Fracking sei heute in Deutschland überall erlaubt, meinte Altmaier. Auch er sehe beim Fracking noch viele ungeklärte Fragen. Der Plan sei daher, hier schrittweise vorzugehen und zunächst einmal das Fracking in Wasserschutzgebieten zu verbieten. Der Minister empfand es als falsch, dass Kritiker den Entwurf eines Änderungsgesetzes des Wasserhaushaltsgesetzes, den er zusammen mit Wirtschaftminister Rösler eingebracht hat, als »Frackingfördergesetz« bezeichnen. Er bedauerte, dass sein Vorschlag eines Fracking-Moratorium auf taube Ohren gestoßen war, und versicherte aber, dass vor der Wahl in sechs Wochen keine gesetzgeberischen Aktivitäten in Bezug auf Fracking stattfänden. Gleichwohl liege der Gesetzentwurf nur auf Eis, sei also nicht verworfen.
Man müsse bedenken, dass es beim Fracking auch um die Geothermie ginge. Die Umweltverträglichkeit des Fracking sei die Frage, die zunächst geklärt werden müsse. In den nächsten 10, 20, 25 Jahren erwartet Altmaier in deutschem Boden kein Fracking im großen Maßstab. Forschung aber müsse es geben. Die Gasindustrie halte zurzeit still und warte auf eine Perspektive. So seien im Moment keine Fracs in Deutschland vorgesehen -- es herrsche sozusagen ein Stillhalteabkommen, also eine Art informelles Moratorium, sagte Altmaier. Es sei die Pflicht der Regierung, der Industrie eine klare Perspektive zu geben, um sich hier keinen Klagen auszusetzen.

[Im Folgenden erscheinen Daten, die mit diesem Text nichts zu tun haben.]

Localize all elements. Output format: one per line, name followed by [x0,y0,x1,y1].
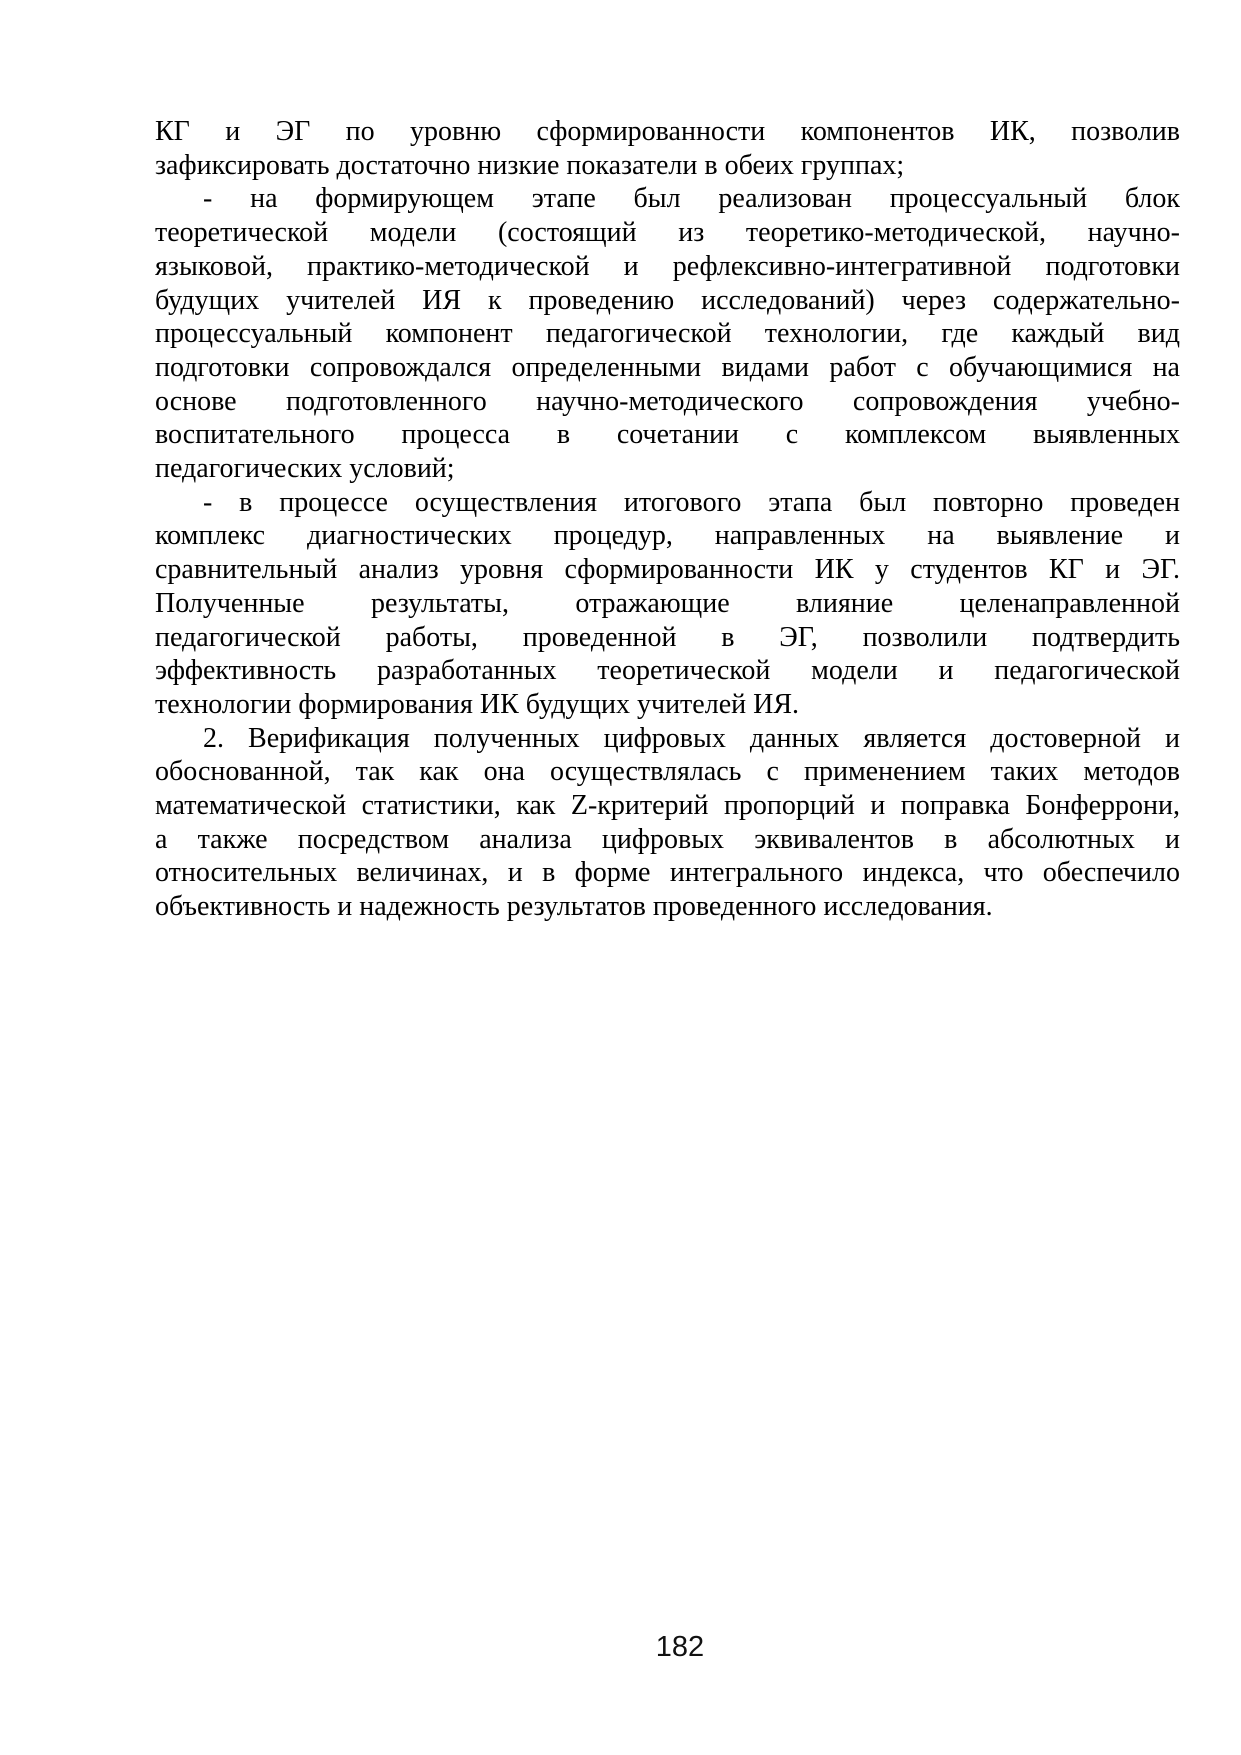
text-line: математической статистики, как Z-критерий пропорций и поправка Бонферрони, [155,790,1180,822]
text-line: эффективность разработанных теоретической модели и педагогической [155,655,1180,687]
text-line: педагогических условий; [155,453,455,485]
text-line: - на формирующем этапе был реализован процессуальный блок [203,183,1180,215]
text-line: относительных величинах, и в форме интегрального индекса, что обеспечило [155,857,1180,889]
text-line: обоснованной, так как она осуществлялась с применением таких методов [155,756,1180,788]
paragraph [155,722,1180,924]
page-number: 182 [655,1631,705,1663]
text-line: сравнительный анализ уровня сформированности ИК у студентов КГ и ЭГ. [155,554,1180,586]
text-line: зафиксировать достаточно низкие показатели в обеих группах; [155,149,905,181]
text-line: подготовки сопровождался определенными видами работ с обучающимися на [155,351,1180,383]
text-line: а также посредством анализа цифровых эквивалентов в абсолютных и [155,823,1180,855]
document-body [155,115,1180,924]
text-line: будущих учителей ИЯ к проведению исследований) через содержательно- [155,284,1180,316]
text-line: теоретической модели (состоящий из теоретико-методической, научно- [155,217,1180,249]
text-line: технологии формирования ИК будущих учителей ИЯ. [155,688,799,720]
text-line: - в процессе осуществления итогового этапа был повторно проведен [203,486,1180,518]
text-line: объективность и надежность результатов проведенного исследования. [155,891,993,923]
text-line: Полученные результаты, отражающие влияние целенаправленной [155,587,1180,619]
text-line: воспитательного процесса в сочетании с комплексом выявленных [155,419,1180,451]
text-line: процессуальный компонент педагогической технологии, где каждый вид [155,318,1180,350]
paragraph [155,182,1180,485]
paragraph [155,486,1180,722]
text-line: 2. Верификация полученных цифровых данных является достоверной и [203,722,1180,754]
paragraph [155,115,1180,182]
text-line: педагогической работы, проведенной в ЭГ, позволили подтвердить [155,621,1180,653]
text-line: языковой, практико-методической и рефлексивно-интегративной подготовки [155,250,1180,282]
text-line: основе подготовленного научно-методического сопровождения учебно- [155,385,1180,417]
text-line: комплекс диагностических процедур, направленных на выявление и [155,520,1180,552]
text-line: КГ и ЭГ по уровню сформированности компонентов ИК, позволив [155,116,1180,147]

Erst wenn jegliche Zweifel an der Sicherheit des Fracking widerlegt seien, könne die Technik zum Einsatz kommen, sagte der Minister. »Mit der CDU im Zweifel für die Umwelt!«, betonte er. Im Hinblick auf schon stattgefundene, bundesweite Treffen der Anti-Fracking-Initiativen schlug er vor, das nächste Treffen im kommenden November mit ihm gemeinsam in Berlin zu veranstalten.
Die Delegierten der Bürgerinitiativen FrackingFreies Hamburg/-Harburg versuchten, dem Minister in aller gebotenen Kürze die Unmöglichkeit des Fracking in und um Hamburg vor Augen zu führen, da das Gebiet großräumig von Wassereinzugs- und Trinkwassergewinnungsgebieten für viele Millionen Menschen durchzogen ist - ein absolutes No-Go für Fracking. Bezüglich der Verfassungsmäßigkeit eines Frackingverbots versuchten sie den Bundesumweltminister, seines Zeichens Jurist, zu ermutigen, insbesondere im Hinblick auf
Artikel 2 Grundgesetz, dem Recht auf körperliche Unversehrtheit, und
Artikel 20a, die Verpflichtung des Staates, die lebenswerte Umwelt auch langfristig zu erhalten.
Den Hinweis des BI-Chefjuristen zu der Möglichkeit eines Frackingverbots auf Grundlage der Landeswassergesetze, die aufgrund der bundeseinheitlichen Regelungslücke existiert, nahm der Minister zur Notiz.